Crimes impropriamente militares são os crimes comuns em sua natureza, cuja prática é possível a qualquer cidadão, civil ou militar. Quando, no curso das investigações, surgir necessidade da prisão do indiciado que tenha praticado crime impropriamente militar, deverá o encarregado solicitar a decretação da prisão preventiva, com base nos arts. 254 e 255 do CPPM, ao Juiz-Auditor da Circunscrição Judiciária Militar competente (modelo do Anexo AA)

 

A Procuradoria da Justiça Militar em Bagé/RS fez a seguinte recomendação7 ao Comandante do 25º Grupo de Artilharia de Campanha:

 

4) A aplicação do disposto no Art. 18 do CPPM só é possível no caso de crime propriamente militar, conforme parte final do inciso LXI ao Art. 5º da Constituição da República, o que não afasta a necessidade de comunicação imediata do cerceamento ao Juízo competente e Ministério Público Militar, remetendo-se também a documentação comprobatória da legalidade da prisão;

 

O que poderá, então, ser feito caso um militar seja detido por decreto (mandado de prisão) do encarregado do IPM com suporte no art. 18 do CPPM? Para responder essa pergunta, necessário, primeiro, a transcrição dos incisos LXV e LXVI do art. 5º da CF/88:

 

LXV - a prisão ilegal será imediatamente relaxada pela autoridade judiciária;

LXVI - ninguém será levado à prisão ou nela mantido, quando a lei admitir a liberdade provisória, com ou sem fiança;

 

Se a detenção8 por ordem do encarregado for ilegal, caberá peticionar ao Juiz requerendo o relaxamento da prisão, e caso este a mantenha, caberá a impetração de habeas corpus para o STM.

O caput do art. 18, a princípio, induz-nos a entender que a função da autoridade judicial quanto a essa detenção é apenas formal, mas, certamente, não o é, pois o inciso LXV do art. 5º da CF prevê que a prisão ilegal será imediatamente relaxada.

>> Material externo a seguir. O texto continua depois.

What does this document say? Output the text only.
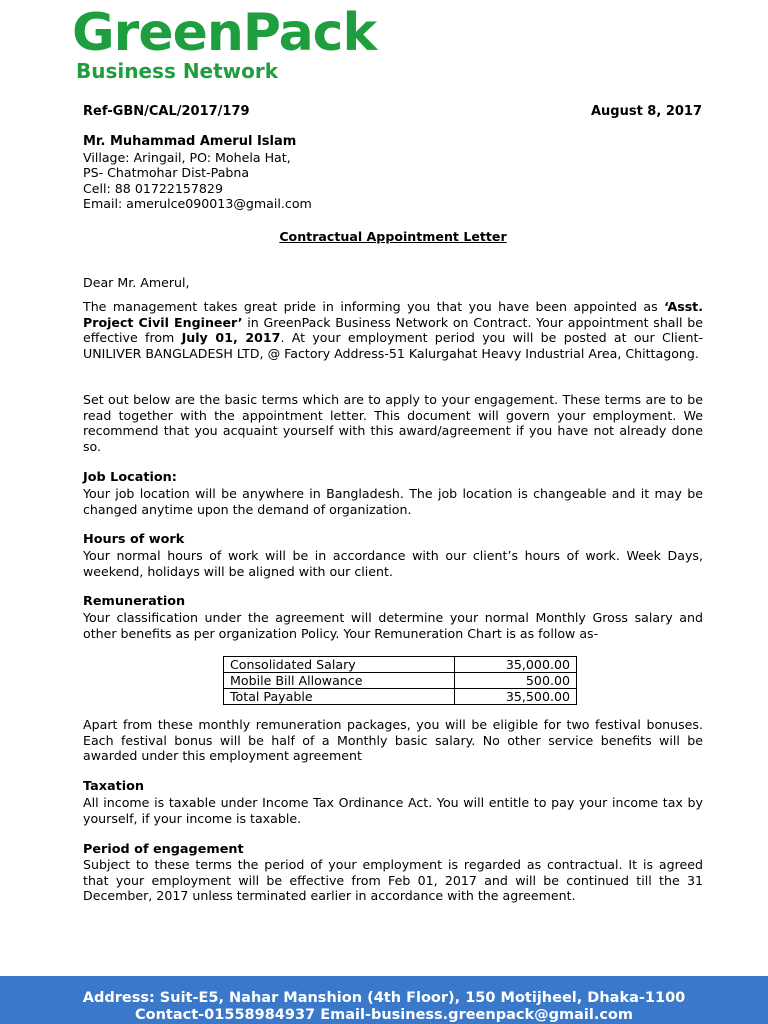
GreenPack
Business Network
Ref-GBN/CAL/2017/179	August 8, 2017
Mr. Muhammad Amerul Islam
Village: Aringail, PO: Mohela Hat,
PS- Chatmohar Dist-Pabna
Cell: 88 01722157829
Email: amerulce090013@gmail.com
Contractual Appointment Letter
Dear Mr. Amerul,

The management takes great pride in informing you that you have been appointed as ‘Asst. Project Civil Engineer’ in GreenPack Business Network on Contract. Your appointment shall be effective from July 01, 2017. At your employment period you will be posted at our Client-UNILIVER BANGLADESH LTD, @ Factory Address-51 Kalurgahat Heavy Industrial Area, Chittagong.

Set out below are the basic terms which are to apply to your engagement. These terms are to be read together with the appointment letter. This document will govern your employment. We recommend that you acquaint yourself with this award/agreement if you have not already done so.

Job Location:

Your job location will be anywhere in Bangladesh. The job location is changeable and it may be changed anytime upon the demand of organization.

Hours of work

Your normal hours of work will be in accordance with our client’s hours of work. Week Days, weekend, holidays will be aligned with our client.

Remuneration

Your classification under the agreement will determine your normal Monthly Gross salary and other benefits as per organization Policy. Your Remuneration Chart is as follow as-

Consolidated Salary	35,000.00
Mobile Bill Allowance	500.00
Total Payable	35,500.00

Apart from these monthly remuneration packages, you will be eligible for two festival bonuses. Each festival bonus will be half of a Monthly basic salary. No other service benefits will be awarded under this employment agreement

Taxation

All income is taxable under Income Tax Ordinance Act. You will entitle to pay your income tax by yourself, if your income is taxable.

Period of engagement

Subject to these terms the period of your employment is regarded as contractual. It is agreed that your employment will be effective from Feb 01, 2017 and will be continued till the 31 December, 2017 unless terminated earlier in accordance with the agreement.

Address: Suit-E5, Nahar Manshion (4th Floor), 150 Motijheel, Dhaka-1100
Contact-01558984937 Email-business.greenpack@gmail.com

Ademais, a detenção por ordem do encarregado do IPM deverá ser fundamentada, a fim de dar subsídios ao Juiz para verificar a legalidade da detenção.

Cláudio Amin Miguel e Nelson Coldibelli9 assim comentam sobre o prazo fixado no art. 18 do CPPM:

 

No que tange ao prazo de detenção, embora alguns entendam que seria de trinta dias, sem prorrogação, entendemos que não pode ultrapassar vinte dias, prazo fixado para o término do IPM, quando o indiciado estiver preso. No entanto, a apreciação quanto à necessidade da detenção não será exclusiva da autoridade militar, pois ao comunicá-la imediatamente ao Juiz-Auditor, este deverá apreciá-la sob os aspectos da legalidade, bem como da necessidade de sua manutenção.

 

Agora, um detalhe interessante: se a detenção for legal, caberá pedido de liberdade provisória ao Juiz? Ou os crimes propriamente militares estão imunes à previsão contida no LXVI do art. 5º da CF? A regra no processo penal é: em não estando presentes os requisitos autorizadores da prisão preventiva, a liberdade provisória é um direito10, salvo previsão legal11 em sentido contrário.

O inciso LXI fez uma ressalva sobre a prisão referente aos crimes propriamente militares, todavia, não fez essa ressalva no inciso LXVI. Por isso, a princípio, aplica-se o instituto da liberdade provisória aos delitos propriamente militares. Porém, confesso que a concessão de liberdade provisória relativa à detenção prevista no art. 18 seria, na prática, desconsiderar a intenção deste dispositivo: prisão para averiguações policiais.

________________________

1LOBÃO, Célio. Direito Penal Militar. 3ª ed. Brasília: Brasília Jurídica, 2006. p. 84.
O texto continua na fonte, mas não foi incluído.